Though UW continued graduate education and research activities in petroleum engineering, Ettema says the university didn't truly begin to recover until Encana stepped forward in 2006, the same year the undergraduate program was reborn, with $2 million to fund the three College of Engineering and Applied Science labs.
"These facilities," he says, "really put our program, visibly, back on the map."
By coupling upgrades to its facilities and technology with world-class faculty, UW is poised to reclaim its spot as one of the nation's top schools for petroleum engineering. The undergraduate program has already achieved accreditation and enrollment has grown from but a handful of students to about 100.
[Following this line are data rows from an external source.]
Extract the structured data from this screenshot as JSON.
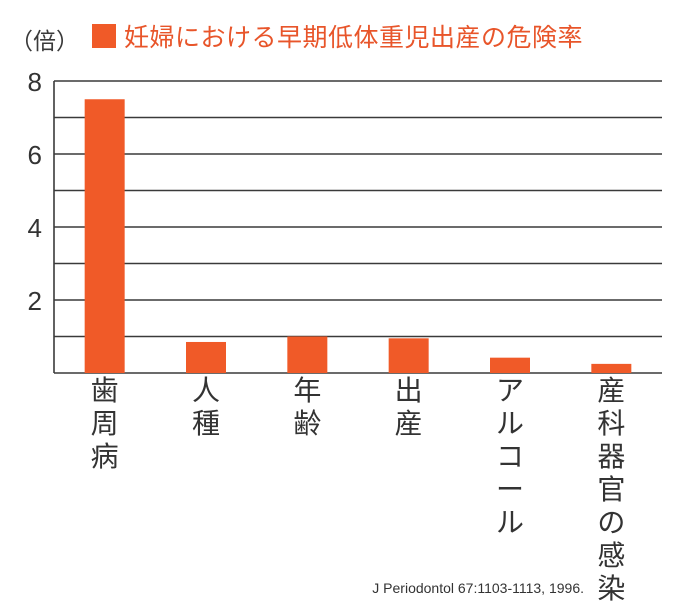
{
  "chart_data": {
    "type": "bar",
    "ylabel": "（倍）",
    "legend": [
      {
        "name": "妊婦における早期低体重児出産の危険率",
        "color": "#f05a28"
      }
    ],
    "categories": [
      "歯周病",
      "人種",
      "年齢",
      "出産",
      "アルコール",
      "産科器官の感染"
    ],
    "series": [
      {
        "name": "妊婦における早期低体重児出産の危険率",
        "values": [
          7.5,
          0.85,
          1.0,
          0.95,
          0.42,
          0.25
        ]
      }
    ],
    "ylim": [
      0,
      8
    ],
    "yticks": [
      2,
      4,
      6,
      8
    ],
    "grid": true,
    "legend_position": "top"
  },
  "source": "J Periodontol 67:1103-1113, 1996.",
  "colors": {
    "bar": "#f05a28",
    "legend_text": "#e8552a",
    "grid": "#3a3a3a",
    "text": "#333333"
  }
}
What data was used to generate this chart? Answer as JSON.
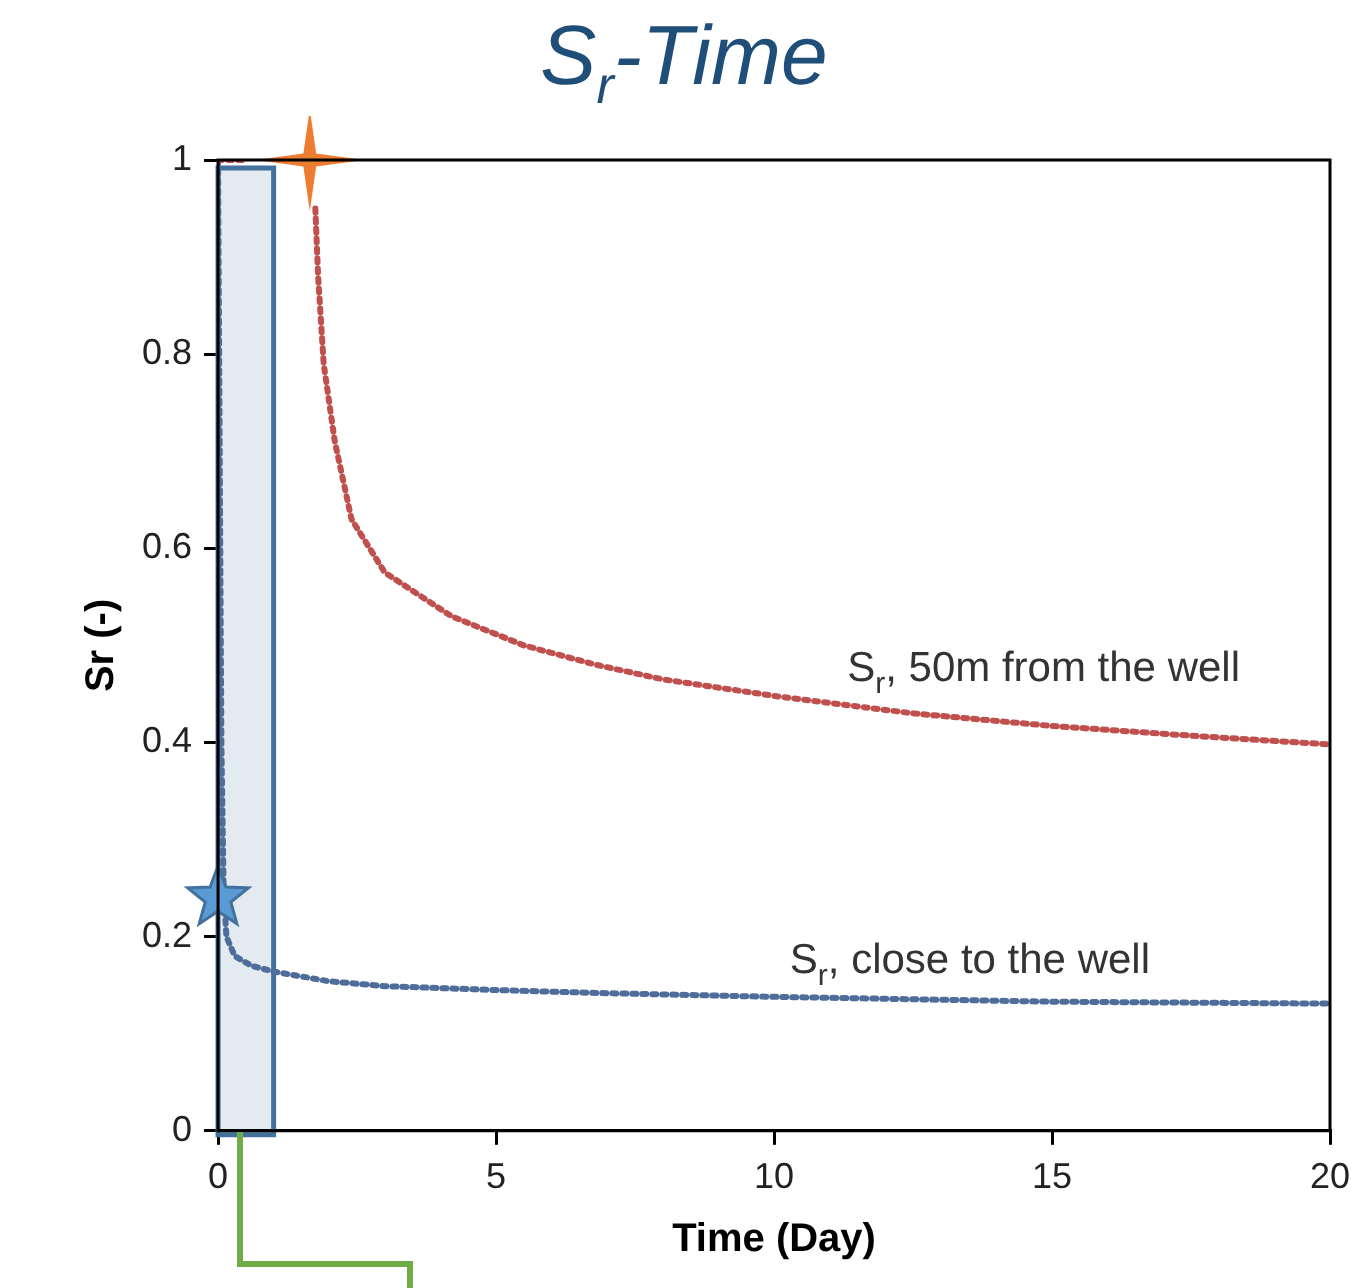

That all seemed impossible 15 years ago.
Today, thanks to Encana, it's reality.
"Our Encana partners truly understand why the University of Wyoming is important. All that Encana is doing for UW is a tribute to the excellence of the university for the products we provide — from the scientific research to our students," Blalock says. "UW takes greatest pride in its partnership with Encana. And that pride is based on so much more than our appreciation for Encana's corporate giving; it is in seeing our own graduates in key positions of leadership in the energy sector. This is a model philanthropy story. It really is, in every way, giving back to the University of Wyoming and the state of Wyoming. It also shows that UW is great at what we do. And we'll only be better in the future thanks to Encana."